Kurznachrichten

Kirchenkreis: Lichterwellen für verstorbene Kinder, 10.12.2017

Kirchenkreis: Lichterwellen für verstorbene Kinder, 10.12.2017

04.12.2017 - Eine Kerze scheint nur schwach, doch viele Kerzen tauchen am Sonntag, 10. Dezember 2017 die ganze Welt in ein warmes Licht. In Lübeck lädt die St.-Lorenz-Kirchengemeinde ein, in der Propstei Lauenburg veranstalten die Kirchengemeinden St. Petri Ratzeburg, Berkenthin und Siebeneichen Gedenkgottesdienste für verstorbene Kinder.

 Um 19 Uhr lädt die Lübecker Kirchengemeinde St. Lorenz ein, mit dem Entzünden einer Kerze der verstorbenen Kinder zu gedenken. „Diese Stunde wird von verwaisten Eltern und Geschwistern vorbereitet“, sagt Pastorin Bettina von Seidel-Rob. Sie koordiniert die Trauerbegleitung an St. Lorenz Lübeck. Eingeladen sind Familien, in denen ein Kind verstarb. „Ob während der Schwangerschaft, in der Kindheit oder mitten Leben, alle tragen schwer an der Trauer“, weiß Pastorin von Seidel-Rob aus ihrer Arbeit. Einige Eltern bringen die Kerze für ihr Kind mit, oftmals liebevoll gestaltet. „Es gibt aber auch Kerzen in der St. Lorenz-Kirche. Eltern bereiten sie für das weltweite Kerzenleuchten vor“, so von Seidel-Rob.
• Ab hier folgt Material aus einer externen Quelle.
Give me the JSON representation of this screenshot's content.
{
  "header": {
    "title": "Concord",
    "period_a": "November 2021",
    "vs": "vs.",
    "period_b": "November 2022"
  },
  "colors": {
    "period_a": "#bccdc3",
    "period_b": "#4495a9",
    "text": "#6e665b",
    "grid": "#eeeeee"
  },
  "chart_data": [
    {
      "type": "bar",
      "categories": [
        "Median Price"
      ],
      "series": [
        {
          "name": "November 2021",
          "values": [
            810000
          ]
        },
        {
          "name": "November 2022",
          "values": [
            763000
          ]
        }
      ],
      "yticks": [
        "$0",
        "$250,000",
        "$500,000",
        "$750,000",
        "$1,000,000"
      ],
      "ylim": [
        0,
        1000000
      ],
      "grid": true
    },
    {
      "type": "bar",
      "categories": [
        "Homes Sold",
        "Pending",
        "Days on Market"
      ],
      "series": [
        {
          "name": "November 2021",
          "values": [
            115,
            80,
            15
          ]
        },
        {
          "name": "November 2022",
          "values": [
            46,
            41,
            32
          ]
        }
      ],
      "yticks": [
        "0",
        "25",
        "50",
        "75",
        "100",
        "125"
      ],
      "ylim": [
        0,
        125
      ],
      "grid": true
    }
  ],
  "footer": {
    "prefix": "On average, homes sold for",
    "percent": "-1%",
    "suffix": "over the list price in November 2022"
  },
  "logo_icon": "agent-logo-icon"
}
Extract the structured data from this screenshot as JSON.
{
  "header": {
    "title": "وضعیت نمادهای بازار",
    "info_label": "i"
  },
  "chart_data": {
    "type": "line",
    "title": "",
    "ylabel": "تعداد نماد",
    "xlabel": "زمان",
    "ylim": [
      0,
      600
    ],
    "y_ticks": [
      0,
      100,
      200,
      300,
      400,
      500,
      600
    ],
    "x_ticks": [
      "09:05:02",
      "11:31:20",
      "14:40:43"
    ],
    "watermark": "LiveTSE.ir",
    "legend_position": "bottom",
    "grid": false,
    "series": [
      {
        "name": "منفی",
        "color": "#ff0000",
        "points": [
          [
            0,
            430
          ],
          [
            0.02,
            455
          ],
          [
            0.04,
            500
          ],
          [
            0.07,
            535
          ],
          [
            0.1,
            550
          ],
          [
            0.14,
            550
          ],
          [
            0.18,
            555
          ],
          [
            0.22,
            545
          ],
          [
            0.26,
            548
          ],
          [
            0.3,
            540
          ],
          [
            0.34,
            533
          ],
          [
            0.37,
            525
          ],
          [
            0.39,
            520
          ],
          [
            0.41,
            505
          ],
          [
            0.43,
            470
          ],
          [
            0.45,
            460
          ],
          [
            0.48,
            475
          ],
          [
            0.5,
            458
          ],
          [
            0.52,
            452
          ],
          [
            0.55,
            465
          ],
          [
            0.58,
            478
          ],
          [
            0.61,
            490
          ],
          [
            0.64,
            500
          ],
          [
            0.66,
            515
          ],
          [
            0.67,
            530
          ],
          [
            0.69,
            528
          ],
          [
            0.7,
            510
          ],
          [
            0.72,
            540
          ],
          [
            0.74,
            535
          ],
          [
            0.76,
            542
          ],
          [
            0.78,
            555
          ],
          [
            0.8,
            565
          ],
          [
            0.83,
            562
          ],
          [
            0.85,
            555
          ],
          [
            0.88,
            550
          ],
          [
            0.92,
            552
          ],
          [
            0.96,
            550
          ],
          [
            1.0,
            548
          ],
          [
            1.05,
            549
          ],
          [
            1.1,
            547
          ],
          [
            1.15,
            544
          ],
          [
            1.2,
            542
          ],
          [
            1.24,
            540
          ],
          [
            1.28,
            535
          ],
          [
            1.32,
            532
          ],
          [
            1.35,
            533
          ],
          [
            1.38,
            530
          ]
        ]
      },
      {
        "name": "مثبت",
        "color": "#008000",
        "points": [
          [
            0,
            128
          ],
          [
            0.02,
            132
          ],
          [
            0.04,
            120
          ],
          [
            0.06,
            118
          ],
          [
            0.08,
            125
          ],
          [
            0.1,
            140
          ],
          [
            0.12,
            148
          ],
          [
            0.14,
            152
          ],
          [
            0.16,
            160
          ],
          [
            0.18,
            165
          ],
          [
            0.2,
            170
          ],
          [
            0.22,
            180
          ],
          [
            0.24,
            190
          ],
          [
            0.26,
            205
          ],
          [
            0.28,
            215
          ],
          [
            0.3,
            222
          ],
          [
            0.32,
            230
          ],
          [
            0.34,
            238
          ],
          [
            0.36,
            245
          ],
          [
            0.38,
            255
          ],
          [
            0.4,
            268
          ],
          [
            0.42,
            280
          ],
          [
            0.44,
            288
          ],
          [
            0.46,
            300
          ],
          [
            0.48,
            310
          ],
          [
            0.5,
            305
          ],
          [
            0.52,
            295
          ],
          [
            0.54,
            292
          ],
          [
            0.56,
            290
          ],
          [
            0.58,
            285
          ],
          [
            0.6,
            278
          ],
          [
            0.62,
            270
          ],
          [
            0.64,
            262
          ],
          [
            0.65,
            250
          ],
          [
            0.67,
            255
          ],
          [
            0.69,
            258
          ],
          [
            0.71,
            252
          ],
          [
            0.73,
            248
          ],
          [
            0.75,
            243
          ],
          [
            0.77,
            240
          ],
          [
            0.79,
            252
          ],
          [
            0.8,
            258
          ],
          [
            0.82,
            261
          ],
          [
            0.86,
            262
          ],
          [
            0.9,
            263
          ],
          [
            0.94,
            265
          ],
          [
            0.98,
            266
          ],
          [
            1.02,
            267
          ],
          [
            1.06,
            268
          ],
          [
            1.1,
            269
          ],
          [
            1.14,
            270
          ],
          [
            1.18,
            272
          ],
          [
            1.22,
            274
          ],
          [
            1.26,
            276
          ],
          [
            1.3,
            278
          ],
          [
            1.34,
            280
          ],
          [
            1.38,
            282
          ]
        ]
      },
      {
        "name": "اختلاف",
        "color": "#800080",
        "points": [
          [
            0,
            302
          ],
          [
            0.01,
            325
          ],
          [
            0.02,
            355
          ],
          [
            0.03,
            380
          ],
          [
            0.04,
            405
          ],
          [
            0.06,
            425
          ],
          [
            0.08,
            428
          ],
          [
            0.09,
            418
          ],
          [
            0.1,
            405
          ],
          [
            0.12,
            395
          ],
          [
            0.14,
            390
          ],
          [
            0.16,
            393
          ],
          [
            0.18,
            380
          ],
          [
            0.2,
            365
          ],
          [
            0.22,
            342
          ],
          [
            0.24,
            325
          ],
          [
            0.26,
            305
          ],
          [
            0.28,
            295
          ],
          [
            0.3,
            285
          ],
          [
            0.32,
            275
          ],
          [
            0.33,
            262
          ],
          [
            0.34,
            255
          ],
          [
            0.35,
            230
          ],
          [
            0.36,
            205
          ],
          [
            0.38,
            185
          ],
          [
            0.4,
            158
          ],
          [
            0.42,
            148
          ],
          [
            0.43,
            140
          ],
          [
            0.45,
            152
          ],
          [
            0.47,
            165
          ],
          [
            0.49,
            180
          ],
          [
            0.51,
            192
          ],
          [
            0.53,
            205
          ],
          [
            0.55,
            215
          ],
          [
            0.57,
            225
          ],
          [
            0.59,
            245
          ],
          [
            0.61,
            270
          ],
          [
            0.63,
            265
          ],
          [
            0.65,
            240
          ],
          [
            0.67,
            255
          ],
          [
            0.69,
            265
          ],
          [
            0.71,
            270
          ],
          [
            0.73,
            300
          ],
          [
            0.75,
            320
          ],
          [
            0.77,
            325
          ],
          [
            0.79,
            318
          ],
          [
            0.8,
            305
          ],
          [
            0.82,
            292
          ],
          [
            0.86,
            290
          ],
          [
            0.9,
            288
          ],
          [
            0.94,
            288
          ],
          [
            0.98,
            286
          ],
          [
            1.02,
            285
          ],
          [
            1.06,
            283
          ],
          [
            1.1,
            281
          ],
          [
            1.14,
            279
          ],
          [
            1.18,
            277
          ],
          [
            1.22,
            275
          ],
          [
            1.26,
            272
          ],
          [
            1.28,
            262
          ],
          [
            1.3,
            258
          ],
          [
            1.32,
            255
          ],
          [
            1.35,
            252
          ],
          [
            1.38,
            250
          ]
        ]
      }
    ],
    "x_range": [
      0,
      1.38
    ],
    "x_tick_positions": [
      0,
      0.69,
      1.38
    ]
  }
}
In der St.-Petri-Kirche in Ratzeburg beginnt der Gottesdienst um 18 Uhr. Er wird von den Pastorinnen Wiebke Keller und Kerstin Engel-Runge und dem Chor „Cantalydie“ unter der Leitung von Desirée Buxel-Krohn gestaltet. Ebenfalls um 18 Uhr beginnt die Andacht in der Maria-Magdalenen-Kirche Berkenthin, die Pastor Wolfgang Runge gestaltet. Es soll ganz bewusst in der Adventszeit mit Eltern, die den Tod eines Kindes betrauern, mit Geschwistern, Angehörigen und Freunden gemeinsam dieser Gedenkgottesdienst gefeiert werden. Im gemeinsamen Beten, Erinnern und Hoffen kann erfahrbar werden, dass sie in ihrer Trauer nicht alleine sind. Im Miteinander kann Raum sein für Vergangenes, Gegenwärtiges, Zukünftiges. In Siebeneichen laden die Pastoren Gabriela und Stefan Wilmer um 19 Uhr in die St.-Johannis-Kirche ein. Es wird miteinander geschwiegen, Musik und Texte gehört.

Hintergrund: Jedes Jahr am zweiten Sonntag im Dezember stellen betroffene Familien und Freunde auf der ganzen Welt Kerzen in die Fenster, um so an die verstorbenen Kinder zu erinnern. Während die Kerzen in der einen Zeitzone verlöschen, werden sie in der nächsten entzündet, so dass eine Lichterwelle entsteht, die die ganze Welt miteinander verbindet. Das Licht steht auch für die Hoffnung, dass die Trauer das Leben der Angehörigen nicht für immer dunkel bleiben lässt. Das Licht schlägt Brücken zwischen Menschen. Es versichert die Betroffenen der Solidarität untereinander.